Jefferson Bethke is one of my favorites and I admire the way he raises his family. I was so excited to read this book and it did not disappoint! Jeff gives readers facts about how family culture has shifted over history. I loved learning more about this concept.
This book shows readers how to create their own family team and reshape their view of family. I gleaned so much from this book and hope to implement it with my littles. I loved the real life stories of people who courageously took the step to make this change.
All in all, this is a fantastic book that everyone should read!
So many incredible points made. Lots to think on and try to process to find out what will work for our family but I love the idea of teams.
If you’re tired of feeling like life is just a list of to-dos and you’re struggling to find meaning and purpose for your family, this book is for you! With two young kids and all the challenges we’ve personally faced in the last 18+ months (pandemic, isolation, shift in work culture...), the ideas in this book have been life-giving. We’re shifting the family narrative from a ‘me-mentality’ to a ‘we-mentality’, the Waibel Team. We desire to be a family that lives on mission and has a multigenerational impact, and to work as a team on that journey. This book gives practical tools to be better coaches towards that vision.
The ideas in the book will likely be challenging and may change the context and perspective of everything you ever thought about what family means. Personally as a father, I've seen my role as provider, but Jeff pushes back on the nuclear ideal that a father's role is only to provide financially. I'm a coach that needs to be present in providing my family with the high support and expectations they need to succeed.
The research and historical information Jeff has provided helped me understand just how much the cards are stacked against fostering a family culture of contribution instead of consumption. I'm excited to look back in five or 10 years and reflect on instrumental this book was in shaping our Team into what it will be then.

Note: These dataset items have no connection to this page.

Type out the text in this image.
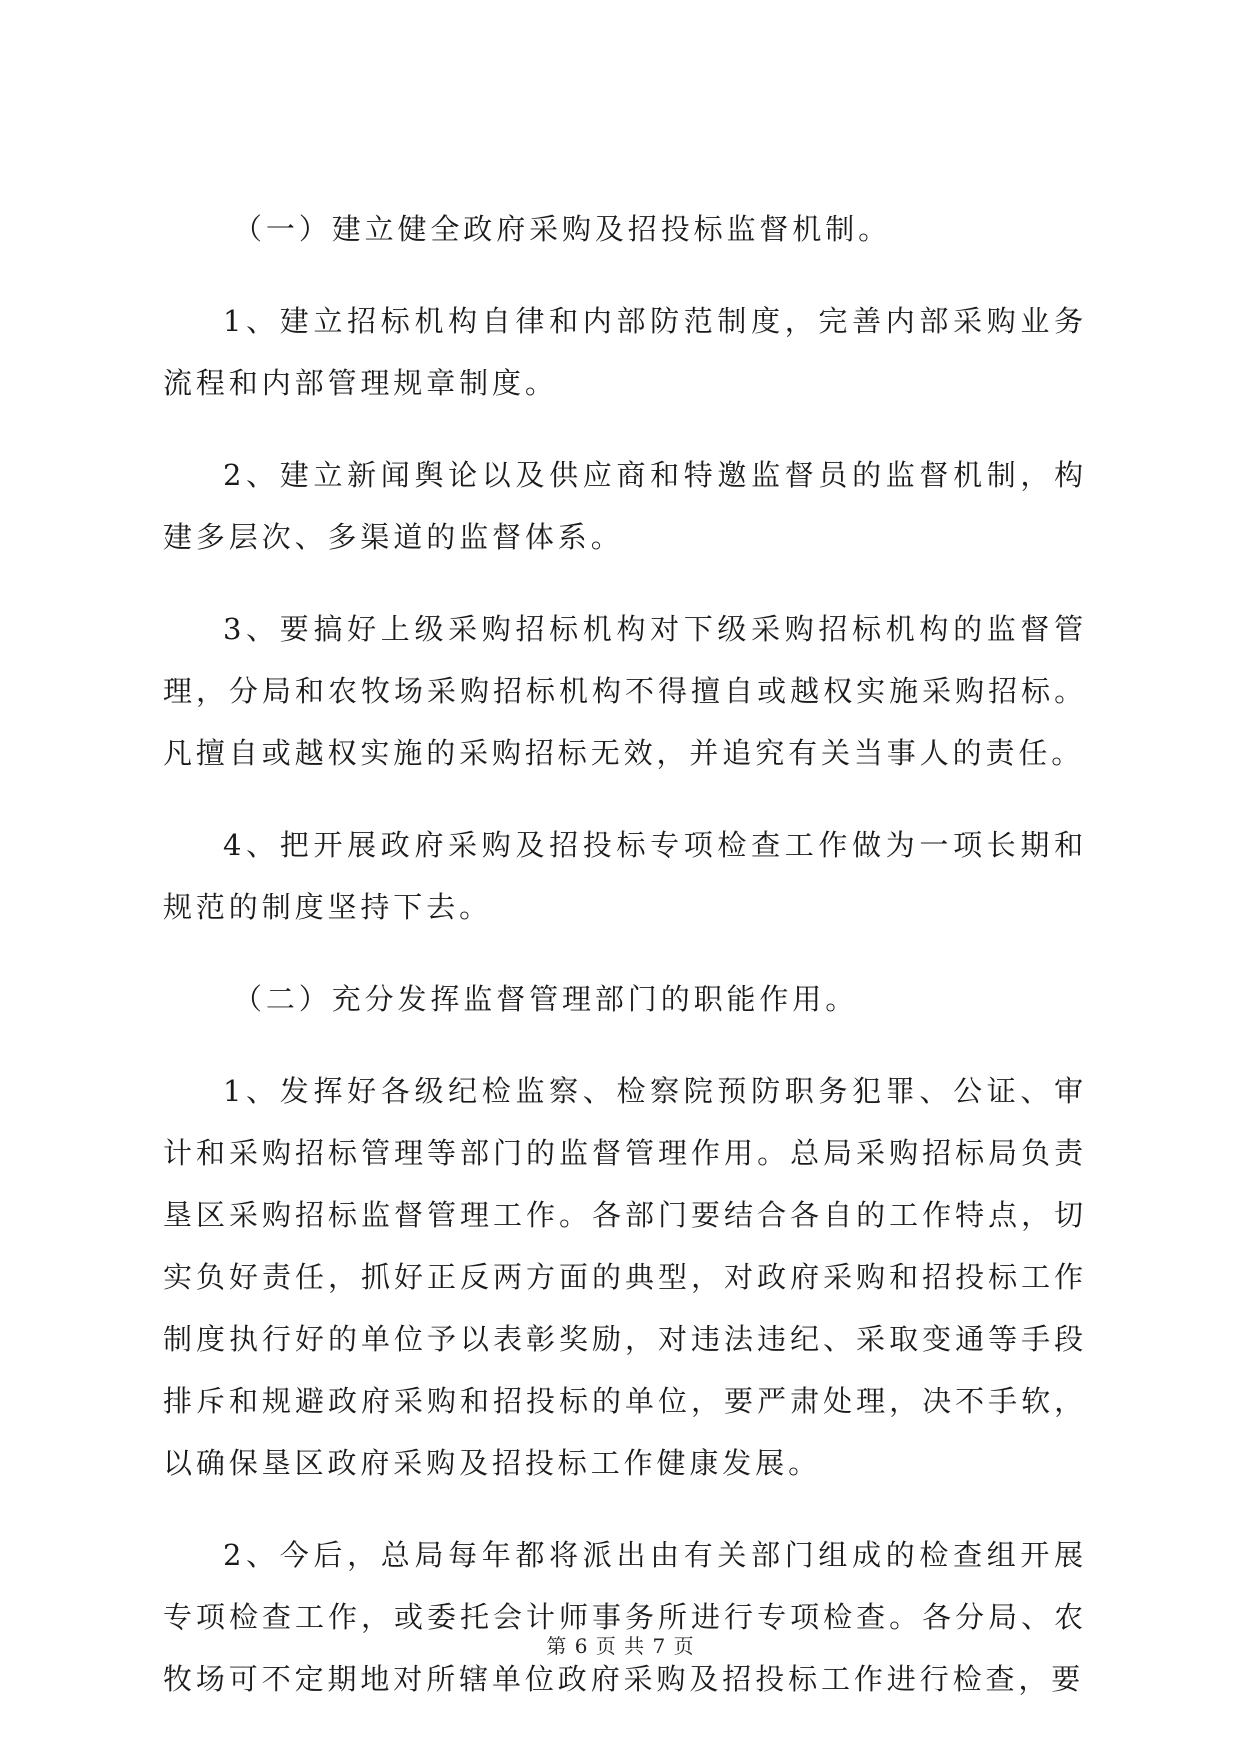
（一）建立健全政府采购及招投标监督机制。

1、建立招标机构自律和内部防范制度，完善内部采购业务流程和内部管理规章制度。

2、建立新闻舆论以及供应商和特邀监督员的监督机制，构建多层次、多渠道的监督体系。

3、要搞好上级采购招标机构对下级采购招标机构的监督管理，分局和农牧场采购招标机构不得擅自或越权实施采购招标。凡擅自或越权实施的采购招标无效，并追究有关当事人的责任。

4、把开展政府采购及招投标专项检查工作做为一项长期和规范的制度坚持下去。

（二）充分发挥监督管理部门的职能作用。

1、发挥好各级纪检监察、检察院预防职务犯罪、公证、审计和采购招标管理等部门的监督管理作用。总局采购招标局负责垦区采购招标监督管理工作。各部门要结合各自的工作特点，切实负好责任，抓好正反两方面的典型，对政府采购和招投标工作制度执行好的单位予以表彰奖励，对违法违纪、采取变通等手段排斥和规避政府采购和招投标的单位，要严肃处理，决不手软，以确保垦区政府采购及招投标工作健康发展。

2、今后，总局每年都将派出由有关部门组成的检查组开展专项检查工作，或委托会计师事务所进行专项检查。各分局、农牧场可不定期地对所辖单位政府采购及招投标工作进行检查，要

第 6 页 共 7 页
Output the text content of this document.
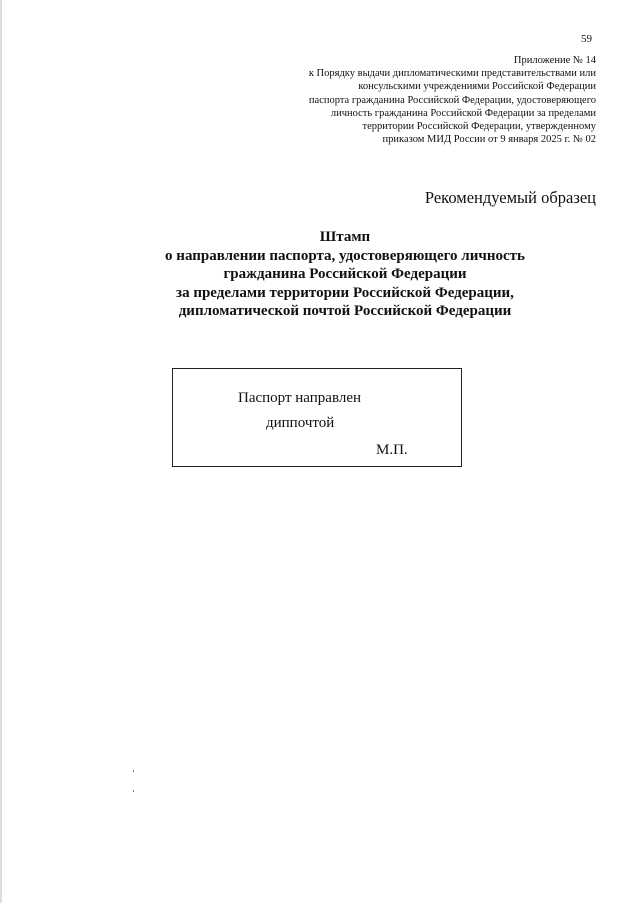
59
Приложение № 14
к Порядку выдачи дипломатическими представительствами или
консульскими учреждениями Российской Федерации
паспорта гражданина Российской Федерации, удостоверяющего
личность гражданина Российской Федерации за пределами
территории Российской Федерации, утвержденному
приказом МИД России от 9 января 2025 г. № 02
Рекомендуемый образец
Штамп
о направлении паспорта, удостоверяющего личность
гражданина Российской Федерации
за пределами территории Российской Федерации,
дипломатической почтой Российской Федерации
Паспорт направлен
диппочтой
М.П.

I have mixed feelings about this book. On one hand, it is a great idea to define your family as a "team" and to have the mentality that if it isn't good for the team, you should not do it as a family. It is also great to realize that pulling apart the family has hurtful consequences for everyone.
However, I found specific application lacking. For example, his wife used to hate being left alone with their small children (who also hated when daddy left) while he went away for work on trips. Then somehow, miraculously, she didn't mind anymore (and neither did the kids!) when they reframed his trips as something he did for the family team. This made no sense to me.
I think men would like this book and probably get something out of it - especially given the sports references and the fact that men look at their families as a unit/team much less than women do, so it would help their perspective. However, I got a lot more out of reading the essay that Bethke frequently quotes in the book (found for free online if you look up "Wendell Barry Feminism").
Thank you to NetGalley and the publisher for a free digital copy of this book.